III-V and II-VI compound semiconductors with variable band gaps (Eg) and lattice constants are needed for numerous electronic and optoelectronic applications, including light emitting diodes, laser diodes, photodetectors, solar and photovoltaic cells, high speed switches, and the like. Directional solidification from the melt is by far the fastest, cheapest, most reliable, and, therefore, the preferred method for producing large scale, device grade, single crystal substrates. Unfortunately, only binary compounds (like GaAs, GaSb, and InP) have been successfully commercially produced in large quantities from melts having discrete energy band gaps and lattice constants. In principle, the band gap and the lattice constant can be tuned in ternary, quaternary, or higher order systems by adjusting the composition of the substitutional cations and anions. However, in practice melt-grown ternary and higher order compounds are compositionally inhomogeneous (see, e.g., Bachmann et al., “Melt and Solution Growth of Bulk Single Crystals of Quaternary III-V Alloys”, Progress in Crystal Growth and Characterization, 2(3):171-206 (1979)) and exhibit high density of defects, such as cracks, inclusions, precipitates, dendrites, and dislocations. These defects are due to several reasons, including large lattice mismatch between the constituent binaries, wide separation between the liquidus and solidus curves in the pseudo-binary phase diagrams, differences in thermal expansion coefficients of the binary compounds, and miscibility gaps.

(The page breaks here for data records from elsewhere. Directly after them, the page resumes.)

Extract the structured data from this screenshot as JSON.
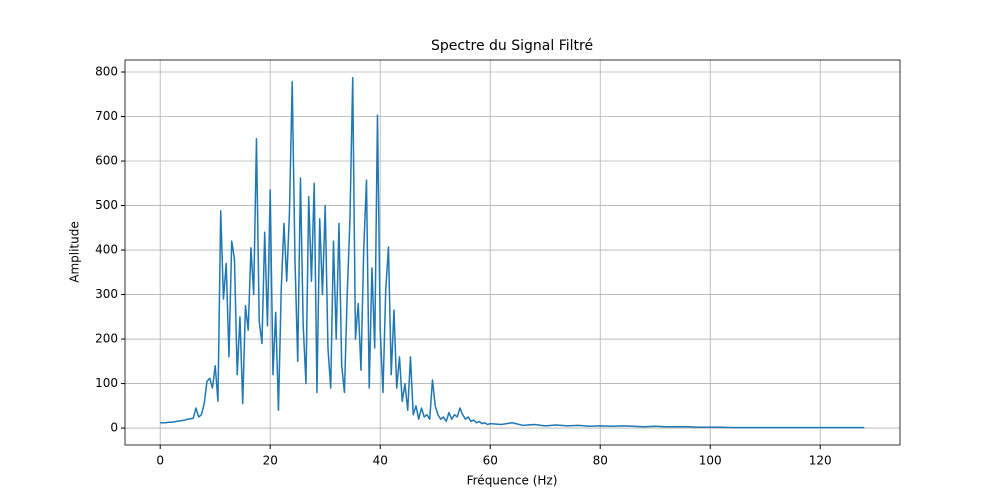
{
  "chart_data": {
    "type": "line",
    "title": "Spectre du Signal Filtré",
    "xlabel": "Fréquence (Hz)",
    "ylabel": "Amplitude",
    "x": [
      0,
      0.5,
      1,
      1.5,
      2,
      2.5,
      3,
      3.5,
      4,
      4.5,
      5,
      5.5,
      6,
      6.5,
      7,
      7.5,
      8,
      8.5,
      9,
      9.5,
      10,
      10.5,
      11,
      11.5,
      12,
      12.5,
      13,
      13.5,
      14,
      14.5,
      15,
      15.5,
      16,
      16.5,
      17,
      17.5,
      18,
      18.5,
      19,
      19.5,
      20,
      20.5,
      21,
      21.5,
      22,
      22.5,
      23,
      23.5,
      24,
      24.5,
      25,
      25.5,
      26,
      26.5,
      27,
      27.5,
      28,
      28.5,
      29,
      29.5,
      30,
      30.5,
      31,
      31.5,
      32,
      32.5,
      33,
      33.5,
      34,
      34.5,
      35,
      35.5,
      36,
      36.5,
      37,
      37.5,
      38,
      38.5,
      39,
      39.5,
      40,
      40.5,
      41,
      41.5,
      42,
      42.5,
      43,
      43.5,
      44,
      44.5,
      45,
      45.5,
      46,
      46.5,
      47,
      47.5,
      48,
      48.5,
      49,
      49.5,
      50,
      50.5,
      51,
      51.5,
      52,
      52.5,
      53,
      53.5,
      54,
      54.5,
      55,
      55.5,
      56,
      56.5,
      57,
      57.5,
      58,
      58.5,
      59,
      59.5,
      60,
      62,
      64,
      66,
      68,
      70,
      72,
      74,
      76,
      78,
      80,
      82,
      84,
      86,
      88,
      90,
      92,
      94,
      96,
      98,
      100,
      102,
      104,
      106,
      108,
      110,
      112,
      114,
      116,
      118,
      120,
      122,
      124,
      126,
      128
    ],
    "series": [
      {
        "name": "Amplitude",
        "color": "#1f77b4",
        "values": [
          12,
          12,
          12,
          13,
          13,
          14,
          15,
          16,
          17,
          18,
          20,
          21,
          22,
          45,
          25,
          30,
          55,
          105,
          112,
          90,
          140,
          60,
          488,
          290,
          370,
          160,
          420,
          380,
          120,
          250,
          55,
          275,
          220,
          405,
          300,
          650,
          240,
          190,
          440,
          230,
          535,
          120,
          260,
          40,
          310,
          460,
          330,
          485,
          778,
          380,
          150,
          562,
          230,
          100,
          520,
          330,
          550,
          80,
          470,
          300,
          500,
          180,
          90,
          420,
          200,
          460,
          140,
          80,
          300,
          470,
          787,
          200,
          280,
          130,
          400,
          557,
          90,
          360,
          180,
          703,
          220,
          80,
          310,
          407,
          120,
          265,
          90,
          160,
          60,
          100,
          40,
          160,
          30,
          50,
          20,
          45,
          25,
          30,
          20,
          108,
          50,
          30,
          20,
          25,
          15,
          35,
          20,
          30,
          25,
          45,
          30,
          20,
          25,
          15,
          18,
          12,
          15,
          10,
          12,
          8,
          10,
          8,
          12,
          6,
          8,
          5,
          7,
          5,
          6,
          4,
          5,
          4,
          5,
          4,
          3,
          4,
          3,
          3,
          3,
          2,
          2,
          2,
          1,
          1,
          1,
          1,
          1,
          1,
          1,
          1,
          1,
          1,
          1,
          1,
          1
        ]
      }
    ],
    "xlim": [
      -6.4,
      134.5
    ],
    "ylim": [
      -38,
      827
    ],
    "xticks": [
      0,
      20,
      40,
      60,
      80,
      100,
      120
    ],
    "yticks": [
      0,
      100,
      200,
      300,
      400,
      500,
      600,
      700,
      800
    ],
    "grid": true
  }
}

FIG. 1 illustrates a conventional horizontal Bridgeman apparatus 1 for growing a binary semiconductor single crystal boule. In this method, a crucible 3 containing a crystal growth seed 4 is pulled through a wide hot zone of a furnace having heater coils 2 or other heating elements. The semiconductor material contacting the crystal growth seed and which has already passed through the hot zone of the heater coils is solid. The remainder of the semiconductor material 5 located in the hot zone of the furnace is in the liquid state. Thus, the temperature in the hot zone of the furnace is maintained above the liquidus temperature of the binary semiconductor material. The temperature versus location plot in FIG. 1 shows that the temperature in the hot zone is sufficient to maintain the semiconductor material in the hot zone in the liquid state.
FIG. 2 illustrates a conventional horizontal Floating Zone apparatus for growing a binary semiconductor single crystal boule. In this method, a crucible 3 containing a crystal growth seed 4 is pulled through a narrow hot zone of a furnace having heater coils 2 or other heating elements. The semiconductor material contacting the crystal growth seed and which has already passed through the hot zone of the heater coils is a solid single crystal. The narrow portion 5 of the semiconductor material located in the hot zone of the furnace is in the liquid state. The tail portion 6 of the polycrystalline semiconductor material that has not yet passed through the hot zone is in the solid state. The temperature versus location plot in FIG. 2 shows that the temperature in the tail portion 6 behind the hot zone 2 is maintained below the solidus temperature of the semiconductor material to keep the semiconductor material in the tail portion in the solid state.
Ternary and quaternary semiconductor materials are currently produced in the form of thin layers by non-equilibrium growth techniques (from diluted solutions and vapor phase) on binary substrates using buffer layers to relieve misfit related stresses at the epilayer-substrate interface. One disadvantage of epitaxial technology is its high cost. In addition, the buffer layer technology is not optimized for all systems, and, often devices exhibit large leakage currents due to poor interfacial regions.